江浩便又给她捞。鸡枞菌,他说:“这个长得刁钻,专找白蚁的旧房子住。味道也刁,像把雷雨天刚过、林子最湿最闷的那股气,封在里头了。”
松茸,厚厚一片,他说:“松树底下长的,性子独,不爱热闹。嚼着,有股子木头的沉味,还有松针扎手的疼劲儿,假的,是香气太冲。”
牛肝菌,肥厚,油亮,他说:“这个笨,胖,一肚子都是山里的雨水和雾气,咬下去,会溅你一身秋天。”
他的声音不高,平平的,没什么起伏,像在念一首外人觉得古怪、他自己却觉得理所当然的诗。夏小晴一边吃,一边竖着耳朵听。那些奇奇怪怪的描述,让她嘴里的菌子仿佛真的活了过来,有了性格,有了来历。她甚至觉得,自己尝到了“雷雨天的闷气”,感觉到了“松针扎手的疼劲儿”,被“溅了一身秋天”。
“你怎么……”她咽下嘴里肥美的牛肝菌,脸颊鼓鼓的,眼睛亮晶晶地看着他,“怎么知道的?这些……感觉?”

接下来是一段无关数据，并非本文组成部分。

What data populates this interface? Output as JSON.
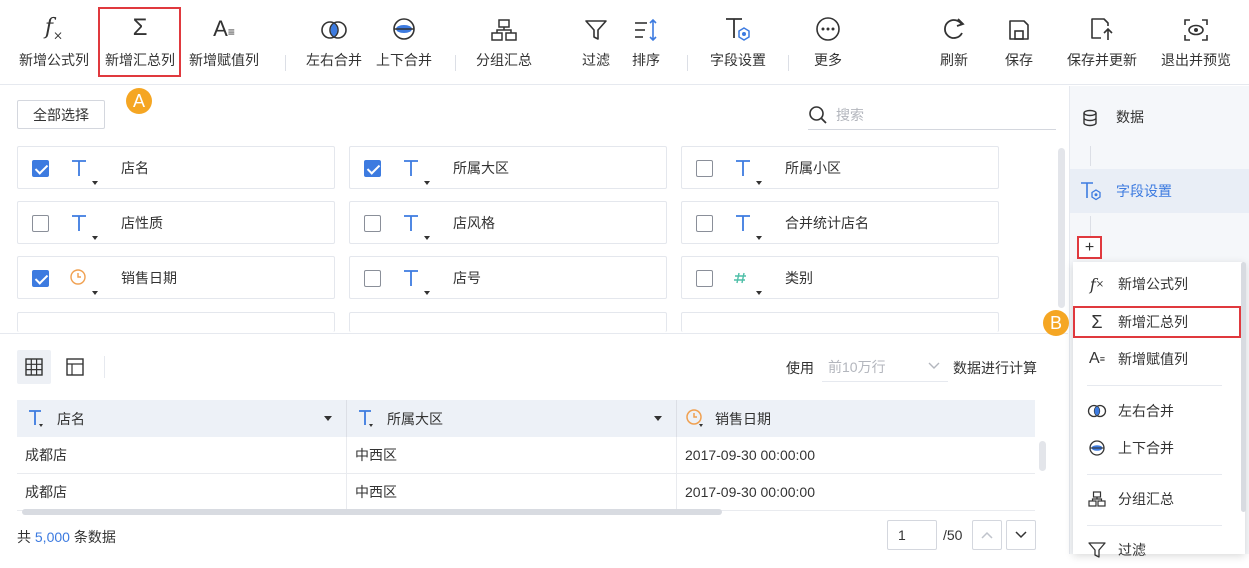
{
  "toolbar": {
    "items": [
      {
        "label": "新增公式列",
        "icon": "fx-icon"
      },
      {
        "label": "新增汇总列",
        "icon": "sigma-icon"
      },
      {
        "label": "新增赋值列",
        "icon": "assign-icon"
      },
      {
        "label": "左右合并",
        "icon": "merge-horizontal-icon"
      },
      {
        "label": "上下合并",
        "icon": "merge-vertical-icon"
      },
      {
        "label": "分组汇总",
        "icon": "group-summary-icon"
      },
      {
        "label": "过滤",
        "icon": "filter-icon"
      },
      {
        "label": "排序",
        "icon": "sort-icon"
      },
      {
        "label": "字段设置",
        "icon": "field-settings-icon"
      },
      {
        "label": "更多",
        "icon": "more-icon"
      },
      {
        "label": "刷新",
        "icon": "refresh-icon"
      },
      {
        "label": "保存",
        "icon": "save-icon"
      },
      {
        "label": "保存并更新",
        "icon": "save-update-icon"
      },
      {
        "label": "退出并预览",
        "icon": "exit-preview-icon"
      }
    ]
  },
  "annotations": {
    "a": "A",
    "b": "B"
  },
  "fields": {
    "select_all_label": "全部选择",
    "search_placeholder": "搜索",
    "items": [
      {
        "name": "店名",
        "type": "text",
        "checked": true
      },
      {
        "name": "所属大区",
        "type": "text",
        "checked": true
      },
      {
        "name": "所属小区",
        "type": "text",
        "checked": false
      },
      {
        "name": "店性质",
        "type": "text",
        "checked": false
      },
      {
        "name": "店风格",
        "type": "text",
        "checked": false
      },
      {
        "name": "合并统计店名",
        "type": "text",
        "checked": false
      },
      {
        "name": "销售日期",
        "type": "date",
        "checked": true
      },
      {
        "name": "店号",
        "type": "text",
        "checked": false
      },
      {
        "name": "类别",
        "type": "number",
        "checked": false
      }
    ]
  },
  "preview": {
    "use_label": "使用",
    "rows_option": "前10万行",
    "compute_label": "数据进行计算",
    "columns": [
      {
        "name": "店名",
        "type": "text"
      },
      {
        "name": "所属大区",
        "type": "text"
      },
      {
        "name": "销售日期",
        "type": "date"
      }
    ],
    "rows": [
      [
        "成都店",
        "中西区",
        "2017-09-30 00:00:00"
      ],
      [
        "成都店",
        "中西区",
        "2017-09-30 00:00:00"
      ]
    ],
    "footer_prefix": "共",
    "total_count": "5,000",
    "footer_suffix": "条数据",
    "page_current": "1",
    "page_total": "/50"
  },
  "right_panel": {
    "data_label": "数据",
    "field_settings_label": "字段设置",
    "plus_label": "+",
    "menu": [
      {
        "label": "新增公式列",
        "icon": "fx-icon"
      },
      {
        "label": "新增汇总列",
        "icon": "sigma-icon"
      },
      {
        "label": "新增赋值列",
        "icon": "assign-icon"
      },
      {
        "label": "左右合并",
        "icon": "merge-horizontal-icon"
      },
      {
        "label": "上下合并",
        "icon": "merge-vertical-icon"
      },
      {
        "label": "分组汇总",
        "icon": "group-summary-icon"
      },
      {
        "label": "过滤",
        "icon": "filter-icon"
      }
    ]
  },
  "colors": {
    "accent": "#3d7be0",
    "highlight": "#e0393e",
    "badge": "#f5a623",
    "date_icon": "#f0a050",
    "number_icon": "#4fbfa8"
  }
}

江浩正用筷子尖,耐心地将烤鱼背上焦脆的、沾满了香料的外皮剥离,露出底下雪白细嫩的鱼肉。他没抬头,声音混在炭火轻微的噼啪声里:“吃的多了,它们自己会说。”
“它们自己会说?”夏小晴眨眨眼。
“嗯。”他夹起那块剥离了焦皮的、最肥美的鱼腹肉,很自然地放进她碗里,然后才给自己夹了一块带着焦皮的,“不同的火,不同的水,不同的泥土,长出来的东西,说的话不一样。有的嗓门大,有的只会嘀咕。有的说的是一整座山的故事,有的只记得昨晚那场雨。” 他说着,自己也尝了一口那焦脆的鱼皮,嚼了两下,才接着说,“菌子话多,但说不长,一口就没了。得仔细听。”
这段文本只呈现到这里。